Sabir Medgidovich Gusein-Zade (Сабир Меджидович Гусейн-Заде; born 29 July 1950 in Moscow) is a Russian mathematician and a specialist in singularity theory and its applications.

He studied at Moscow State University, where he earned his Ph.D. in 1975 under the joint supervision of Sergei Novikov and Vladimir Arnold. Before entering the university, he had earned a gold medal at the International Mathematical Olympiad.

Gusein-Zade co-authored with V. I. Arnold and A. N. Varchenko the textbook Singularities of Differentiable Maps (published in English by Birkhäuser).

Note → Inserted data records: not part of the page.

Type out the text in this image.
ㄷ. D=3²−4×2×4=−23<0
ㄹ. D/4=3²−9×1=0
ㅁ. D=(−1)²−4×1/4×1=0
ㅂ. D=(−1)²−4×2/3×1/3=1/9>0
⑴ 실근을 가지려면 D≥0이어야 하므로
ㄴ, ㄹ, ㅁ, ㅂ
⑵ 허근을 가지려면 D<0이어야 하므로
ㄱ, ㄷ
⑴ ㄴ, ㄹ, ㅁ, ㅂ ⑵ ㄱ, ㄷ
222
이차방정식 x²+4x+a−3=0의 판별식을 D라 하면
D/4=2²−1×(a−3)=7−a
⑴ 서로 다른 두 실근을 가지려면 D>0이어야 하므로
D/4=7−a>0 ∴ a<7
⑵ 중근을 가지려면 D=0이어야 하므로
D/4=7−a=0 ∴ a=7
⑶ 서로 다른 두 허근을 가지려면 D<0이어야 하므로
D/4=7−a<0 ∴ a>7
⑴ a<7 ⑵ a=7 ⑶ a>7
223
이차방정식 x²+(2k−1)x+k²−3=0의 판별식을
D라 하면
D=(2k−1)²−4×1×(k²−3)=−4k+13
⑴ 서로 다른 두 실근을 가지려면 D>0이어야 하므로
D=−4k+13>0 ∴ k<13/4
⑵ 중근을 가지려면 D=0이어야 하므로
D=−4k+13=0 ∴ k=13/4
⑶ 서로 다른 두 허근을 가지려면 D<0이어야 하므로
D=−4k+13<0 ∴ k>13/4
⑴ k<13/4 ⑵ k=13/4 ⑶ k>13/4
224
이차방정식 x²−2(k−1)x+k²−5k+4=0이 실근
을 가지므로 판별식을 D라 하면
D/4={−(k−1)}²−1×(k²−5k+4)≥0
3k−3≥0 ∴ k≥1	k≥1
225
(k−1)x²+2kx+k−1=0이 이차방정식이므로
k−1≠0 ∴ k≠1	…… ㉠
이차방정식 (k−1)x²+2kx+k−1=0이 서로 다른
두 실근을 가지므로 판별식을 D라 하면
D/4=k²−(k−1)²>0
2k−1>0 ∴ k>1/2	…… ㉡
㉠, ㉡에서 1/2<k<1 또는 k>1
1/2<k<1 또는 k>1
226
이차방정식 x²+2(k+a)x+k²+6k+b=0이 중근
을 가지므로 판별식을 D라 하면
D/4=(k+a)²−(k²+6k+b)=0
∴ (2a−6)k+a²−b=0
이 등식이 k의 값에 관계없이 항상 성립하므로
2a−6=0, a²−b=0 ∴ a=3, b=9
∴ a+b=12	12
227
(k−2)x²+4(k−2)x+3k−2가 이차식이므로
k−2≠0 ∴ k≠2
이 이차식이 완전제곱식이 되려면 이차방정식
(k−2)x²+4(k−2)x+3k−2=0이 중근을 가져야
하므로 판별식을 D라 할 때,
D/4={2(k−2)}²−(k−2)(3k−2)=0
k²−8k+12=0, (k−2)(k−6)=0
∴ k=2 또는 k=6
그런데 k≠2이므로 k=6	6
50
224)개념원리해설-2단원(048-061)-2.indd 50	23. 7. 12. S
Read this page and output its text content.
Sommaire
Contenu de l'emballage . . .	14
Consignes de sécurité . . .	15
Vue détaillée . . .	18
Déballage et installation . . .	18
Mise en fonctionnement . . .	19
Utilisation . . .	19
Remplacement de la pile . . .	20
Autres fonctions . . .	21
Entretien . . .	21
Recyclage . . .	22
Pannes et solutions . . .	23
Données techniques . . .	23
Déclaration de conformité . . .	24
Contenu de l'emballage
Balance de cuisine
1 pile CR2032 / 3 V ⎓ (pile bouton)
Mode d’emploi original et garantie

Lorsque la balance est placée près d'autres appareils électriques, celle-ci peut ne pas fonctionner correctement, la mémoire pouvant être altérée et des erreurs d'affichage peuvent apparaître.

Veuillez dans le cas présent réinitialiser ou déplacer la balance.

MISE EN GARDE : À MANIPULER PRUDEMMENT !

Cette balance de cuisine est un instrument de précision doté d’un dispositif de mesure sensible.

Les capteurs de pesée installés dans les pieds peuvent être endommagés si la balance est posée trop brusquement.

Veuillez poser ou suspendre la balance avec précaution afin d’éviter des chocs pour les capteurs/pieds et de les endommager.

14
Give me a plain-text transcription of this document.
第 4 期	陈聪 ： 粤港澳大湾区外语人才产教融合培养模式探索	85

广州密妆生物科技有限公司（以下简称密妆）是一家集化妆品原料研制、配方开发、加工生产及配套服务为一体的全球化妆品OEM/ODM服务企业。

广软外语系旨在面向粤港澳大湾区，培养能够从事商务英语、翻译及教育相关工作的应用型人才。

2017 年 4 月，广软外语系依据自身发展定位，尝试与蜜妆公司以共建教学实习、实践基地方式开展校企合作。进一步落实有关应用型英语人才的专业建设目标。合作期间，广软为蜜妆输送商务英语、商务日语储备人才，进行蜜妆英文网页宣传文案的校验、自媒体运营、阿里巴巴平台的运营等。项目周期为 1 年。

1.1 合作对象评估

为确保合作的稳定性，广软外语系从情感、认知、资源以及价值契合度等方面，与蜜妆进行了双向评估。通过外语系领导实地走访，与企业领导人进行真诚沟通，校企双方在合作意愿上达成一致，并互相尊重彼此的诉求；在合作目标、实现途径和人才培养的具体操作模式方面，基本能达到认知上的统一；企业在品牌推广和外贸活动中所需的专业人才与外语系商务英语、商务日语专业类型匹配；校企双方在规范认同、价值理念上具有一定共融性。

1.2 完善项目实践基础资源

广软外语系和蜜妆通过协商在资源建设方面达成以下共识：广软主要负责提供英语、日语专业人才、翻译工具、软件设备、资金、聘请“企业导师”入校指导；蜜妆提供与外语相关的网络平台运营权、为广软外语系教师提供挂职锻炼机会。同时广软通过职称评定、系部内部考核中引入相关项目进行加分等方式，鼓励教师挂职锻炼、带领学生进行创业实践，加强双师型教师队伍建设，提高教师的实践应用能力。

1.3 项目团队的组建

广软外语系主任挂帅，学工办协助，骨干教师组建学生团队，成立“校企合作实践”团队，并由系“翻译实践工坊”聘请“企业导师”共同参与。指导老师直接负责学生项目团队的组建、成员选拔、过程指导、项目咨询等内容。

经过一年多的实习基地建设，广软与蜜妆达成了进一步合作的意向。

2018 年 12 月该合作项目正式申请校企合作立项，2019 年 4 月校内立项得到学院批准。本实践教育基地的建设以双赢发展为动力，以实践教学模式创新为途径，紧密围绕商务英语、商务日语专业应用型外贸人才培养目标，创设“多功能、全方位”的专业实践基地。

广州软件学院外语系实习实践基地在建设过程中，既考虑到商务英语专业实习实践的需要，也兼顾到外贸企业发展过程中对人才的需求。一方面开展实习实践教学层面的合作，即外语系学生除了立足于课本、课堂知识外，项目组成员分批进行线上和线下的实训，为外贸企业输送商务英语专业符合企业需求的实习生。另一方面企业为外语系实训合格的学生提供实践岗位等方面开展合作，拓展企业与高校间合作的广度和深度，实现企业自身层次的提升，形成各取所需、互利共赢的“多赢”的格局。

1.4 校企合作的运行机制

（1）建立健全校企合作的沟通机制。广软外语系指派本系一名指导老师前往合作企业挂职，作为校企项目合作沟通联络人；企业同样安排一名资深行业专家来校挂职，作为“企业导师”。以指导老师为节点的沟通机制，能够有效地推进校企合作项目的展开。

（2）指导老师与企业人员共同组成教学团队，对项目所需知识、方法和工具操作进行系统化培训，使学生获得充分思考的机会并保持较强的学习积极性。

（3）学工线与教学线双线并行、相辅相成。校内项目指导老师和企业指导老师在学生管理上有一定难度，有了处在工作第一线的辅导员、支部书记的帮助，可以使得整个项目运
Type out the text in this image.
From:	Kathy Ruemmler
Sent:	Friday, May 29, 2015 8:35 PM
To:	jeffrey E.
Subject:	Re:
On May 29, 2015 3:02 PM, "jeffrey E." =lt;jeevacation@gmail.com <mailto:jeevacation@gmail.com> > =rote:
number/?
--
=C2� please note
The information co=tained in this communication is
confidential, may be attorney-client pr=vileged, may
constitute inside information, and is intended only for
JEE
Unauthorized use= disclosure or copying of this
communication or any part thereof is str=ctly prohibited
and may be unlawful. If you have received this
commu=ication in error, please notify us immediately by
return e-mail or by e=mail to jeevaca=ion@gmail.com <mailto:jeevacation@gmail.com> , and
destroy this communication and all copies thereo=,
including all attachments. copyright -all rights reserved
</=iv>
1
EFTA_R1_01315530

A professor in both the Moscow State University and the Independent University of Moscow, Gusein-Zade also serves as co-editor-in-chief for the Moscow Mathematical Journal. He shares credit with Norbert A'Campo for results on the singularities of plane curves.

==Selected publications==
- S. M. Gusein-Zade. "Dynkin diagrams for singularities of functions of two variables". Functional Analysis and Its Applications, 1974, Volume 8, Issue 4, pp. 295–300.
- S. M. Gusein-Zade. "Intersection matrices for certain singularities of functions of two variables". Functional Analysis and Its Applications, 1974, Volume 8, Issue 1, pp. 10–13.
- A. Campillo, F. Delgado, and S. M. Gusein-Zade. "The Alexander polynomial of a plane curve singularity via the ring of functions on it". Duke Mathematical Journal, 2003, Volume 117, Number 1, pp. 125–156.
- S. M. Gusein-Zade. "The problem of choice and the optimal stopping rule for a sequence of independent trials". Theory of Probability & Its Applications, 1965, Volume 11, Number 3, pp. 472–476.
- S. M. Gusein-Zade. "A new technique for constructing continuous cartograms". Cartography and Geographic Information Systems, 1993, Volume 20, Issue 3, pp. 167–173.